In a total of 205 assessable patients discharged with a primary diagnosis of heart failure during the calendar year 2015, inpatient mortality was 11%, with a crude readmission rate during the year of 17%. The number of patients meeting the NICE criteria was 26 (13%). In hierarchical analysis taking the major PARADIGM-HF inclusion criteria, 20 patients (10%) patients met the inclusion criteria.
In conclusion, the findings from this audit suggest that the number of patients potentially suitable for sacubitril/valsartan therapy is low. Given the PARADIGM-HF study run-in design, the optimal dose and stability of angiotensin-converting enzyme (ACE) inhibitor and angiotensin-receptor blocker medication may need to be clarified if sacubitril/valsartan is to be commenced during or shortly after hospitalisation.
October 2016 Br J Cardiol 2016;23:148–50 doi :10.5837/bjc.2016.033
Freya M Lodge, Julie Phillips, Tristan Groves, Zaheer R Yousef
The first-in-class drug sacubitril/valsartan (EntrestoTM) has been recommended for use in the UK by the National Institute for Health and Care Excellence (NICE) following evidence from the PARADIGM-HF (Prospective comparison of ARNI with ACEI to Determine Impact on Global Mortality and morbidity in Heart Failure) trial. To qualify, patients should have severe left ventricular dysfunction (ejection fraction ≤35%), New York Heart Association (NYHA) grade II–IV symptomatic heart failure, and be on a stable dose of angiotensin-converting enzyme inhibitor (ACEi) or angiotensin-receptor blocker (ARB). We evaluated all patients seen in our nurse-led heart failure clinics over a six-month period to assess suitability for sacubitril/valsartan and the resulting cost implication.

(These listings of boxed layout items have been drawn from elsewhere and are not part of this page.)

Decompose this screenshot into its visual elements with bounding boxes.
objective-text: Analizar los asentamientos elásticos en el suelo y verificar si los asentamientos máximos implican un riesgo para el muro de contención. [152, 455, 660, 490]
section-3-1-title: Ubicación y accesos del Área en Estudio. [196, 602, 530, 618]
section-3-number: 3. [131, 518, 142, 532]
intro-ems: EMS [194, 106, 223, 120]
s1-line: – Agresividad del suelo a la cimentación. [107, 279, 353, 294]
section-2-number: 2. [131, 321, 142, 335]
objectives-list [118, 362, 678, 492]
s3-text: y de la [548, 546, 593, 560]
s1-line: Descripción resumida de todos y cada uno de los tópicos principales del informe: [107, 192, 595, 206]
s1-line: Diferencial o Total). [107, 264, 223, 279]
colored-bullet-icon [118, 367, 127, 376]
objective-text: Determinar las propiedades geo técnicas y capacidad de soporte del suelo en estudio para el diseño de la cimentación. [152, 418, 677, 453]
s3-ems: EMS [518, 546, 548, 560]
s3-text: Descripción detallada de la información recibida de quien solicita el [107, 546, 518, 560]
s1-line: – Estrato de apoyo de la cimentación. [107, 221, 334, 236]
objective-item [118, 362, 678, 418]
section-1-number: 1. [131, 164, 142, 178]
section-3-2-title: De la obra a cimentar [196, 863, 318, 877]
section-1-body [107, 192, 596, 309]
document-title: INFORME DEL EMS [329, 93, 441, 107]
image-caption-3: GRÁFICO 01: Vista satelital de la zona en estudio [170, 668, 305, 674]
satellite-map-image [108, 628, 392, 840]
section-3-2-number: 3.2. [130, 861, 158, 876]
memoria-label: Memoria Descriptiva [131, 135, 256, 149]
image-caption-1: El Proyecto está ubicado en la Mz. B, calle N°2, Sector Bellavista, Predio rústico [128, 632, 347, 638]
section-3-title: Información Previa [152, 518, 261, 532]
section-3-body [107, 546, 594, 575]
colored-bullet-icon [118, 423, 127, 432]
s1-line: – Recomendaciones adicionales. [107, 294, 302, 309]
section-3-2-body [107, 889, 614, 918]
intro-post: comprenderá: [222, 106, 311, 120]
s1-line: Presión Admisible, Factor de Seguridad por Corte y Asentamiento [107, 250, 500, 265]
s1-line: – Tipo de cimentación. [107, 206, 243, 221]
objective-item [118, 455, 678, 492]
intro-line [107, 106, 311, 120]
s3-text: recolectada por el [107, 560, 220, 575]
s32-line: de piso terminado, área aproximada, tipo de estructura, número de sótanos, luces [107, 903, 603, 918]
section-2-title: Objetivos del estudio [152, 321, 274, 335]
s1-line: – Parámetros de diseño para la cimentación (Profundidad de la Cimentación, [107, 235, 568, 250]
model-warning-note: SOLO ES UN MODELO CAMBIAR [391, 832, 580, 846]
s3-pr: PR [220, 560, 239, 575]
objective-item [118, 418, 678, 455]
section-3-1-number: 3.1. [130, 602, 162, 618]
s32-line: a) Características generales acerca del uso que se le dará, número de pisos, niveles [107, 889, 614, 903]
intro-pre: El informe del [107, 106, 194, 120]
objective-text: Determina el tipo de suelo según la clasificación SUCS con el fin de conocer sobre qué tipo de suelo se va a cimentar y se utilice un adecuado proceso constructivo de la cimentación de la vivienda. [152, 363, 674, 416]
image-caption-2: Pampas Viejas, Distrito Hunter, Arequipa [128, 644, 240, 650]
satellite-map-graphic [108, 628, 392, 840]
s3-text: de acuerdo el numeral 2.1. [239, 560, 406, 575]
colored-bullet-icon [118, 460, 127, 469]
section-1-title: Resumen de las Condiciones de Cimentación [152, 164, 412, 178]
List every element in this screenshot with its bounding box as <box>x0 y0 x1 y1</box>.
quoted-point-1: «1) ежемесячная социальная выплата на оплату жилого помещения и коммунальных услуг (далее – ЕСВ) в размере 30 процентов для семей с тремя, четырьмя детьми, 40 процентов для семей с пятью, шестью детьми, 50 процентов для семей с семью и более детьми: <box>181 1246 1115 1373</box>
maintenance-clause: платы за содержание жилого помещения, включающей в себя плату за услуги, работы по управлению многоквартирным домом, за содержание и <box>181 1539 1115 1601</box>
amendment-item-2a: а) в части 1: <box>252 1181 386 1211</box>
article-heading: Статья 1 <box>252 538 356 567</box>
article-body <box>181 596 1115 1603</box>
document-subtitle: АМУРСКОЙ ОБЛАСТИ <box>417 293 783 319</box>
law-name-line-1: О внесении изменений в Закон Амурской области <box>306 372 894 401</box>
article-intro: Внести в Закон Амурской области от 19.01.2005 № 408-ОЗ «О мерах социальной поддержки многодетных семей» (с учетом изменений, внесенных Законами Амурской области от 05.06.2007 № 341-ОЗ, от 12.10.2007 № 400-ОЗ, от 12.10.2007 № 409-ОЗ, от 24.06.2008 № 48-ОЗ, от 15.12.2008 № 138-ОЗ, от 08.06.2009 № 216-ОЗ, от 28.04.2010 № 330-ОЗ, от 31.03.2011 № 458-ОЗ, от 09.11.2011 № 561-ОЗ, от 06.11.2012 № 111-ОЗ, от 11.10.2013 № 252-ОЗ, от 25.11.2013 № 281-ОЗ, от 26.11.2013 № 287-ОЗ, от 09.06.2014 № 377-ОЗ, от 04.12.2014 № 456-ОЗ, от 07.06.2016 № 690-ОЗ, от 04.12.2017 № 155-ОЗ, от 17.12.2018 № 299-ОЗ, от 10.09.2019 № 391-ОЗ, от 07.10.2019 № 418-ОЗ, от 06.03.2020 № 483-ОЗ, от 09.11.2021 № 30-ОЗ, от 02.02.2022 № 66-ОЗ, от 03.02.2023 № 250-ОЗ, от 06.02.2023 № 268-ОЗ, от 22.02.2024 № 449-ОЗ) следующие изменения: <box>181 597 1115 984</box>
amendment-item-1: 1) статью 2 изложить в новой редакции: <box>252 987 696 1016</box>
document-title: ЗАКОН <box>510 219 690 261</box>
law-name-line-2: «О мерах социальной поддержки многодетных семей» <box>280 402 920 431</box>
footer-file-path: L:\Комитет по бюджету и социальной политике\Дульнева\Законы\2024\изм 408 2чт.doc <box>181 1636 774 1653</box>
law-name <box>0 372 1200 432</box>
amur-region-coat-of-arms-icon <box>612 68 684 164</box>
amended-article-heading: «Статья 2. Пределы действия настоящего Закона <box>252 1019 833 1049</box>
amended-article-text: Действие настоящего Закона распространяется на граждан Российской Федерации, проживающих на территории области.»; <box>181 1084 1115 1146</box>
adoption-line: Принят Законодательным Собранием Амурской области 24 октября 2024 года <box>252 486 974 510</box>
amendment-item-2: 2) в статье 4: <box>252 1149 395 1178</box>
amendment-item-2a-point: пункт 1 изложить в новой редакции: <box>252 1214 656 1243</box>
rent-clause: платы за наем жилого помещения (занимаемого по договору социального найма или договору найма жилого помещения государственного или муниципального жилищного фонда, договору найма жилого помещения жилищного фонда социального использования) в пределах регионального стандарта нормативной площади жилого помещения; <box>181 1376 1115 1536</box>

Of 553 patients seen, more than two thirds (69%) were unsuitable, of whom most had an ejection fraction greater than 35%. Other reasons included hypotension, NYHA class I, renal dysfunction, intolerance of ACEi/ARB and compliance concerns. There were 49 patients who died within nine months of the study period end. Of these, most (84%) were unsuitable for sacubitril/valsartan. Compared with current local use of ACEi and ARB, switching the 174 suitable patients to sacubitril/valsartan would cost £171,816 per year.
In our real-world experience, 31–37% of patients attending a specialist nurse-led heart failure clinic may be suitable for sacubitril/valsartan therapy. While the clinical benefits of this treatment are well proven and a recent NICE technology assessment has demonstrated cost-effectiveness, the medication has significant upfront cost implications for healthcare commissioners.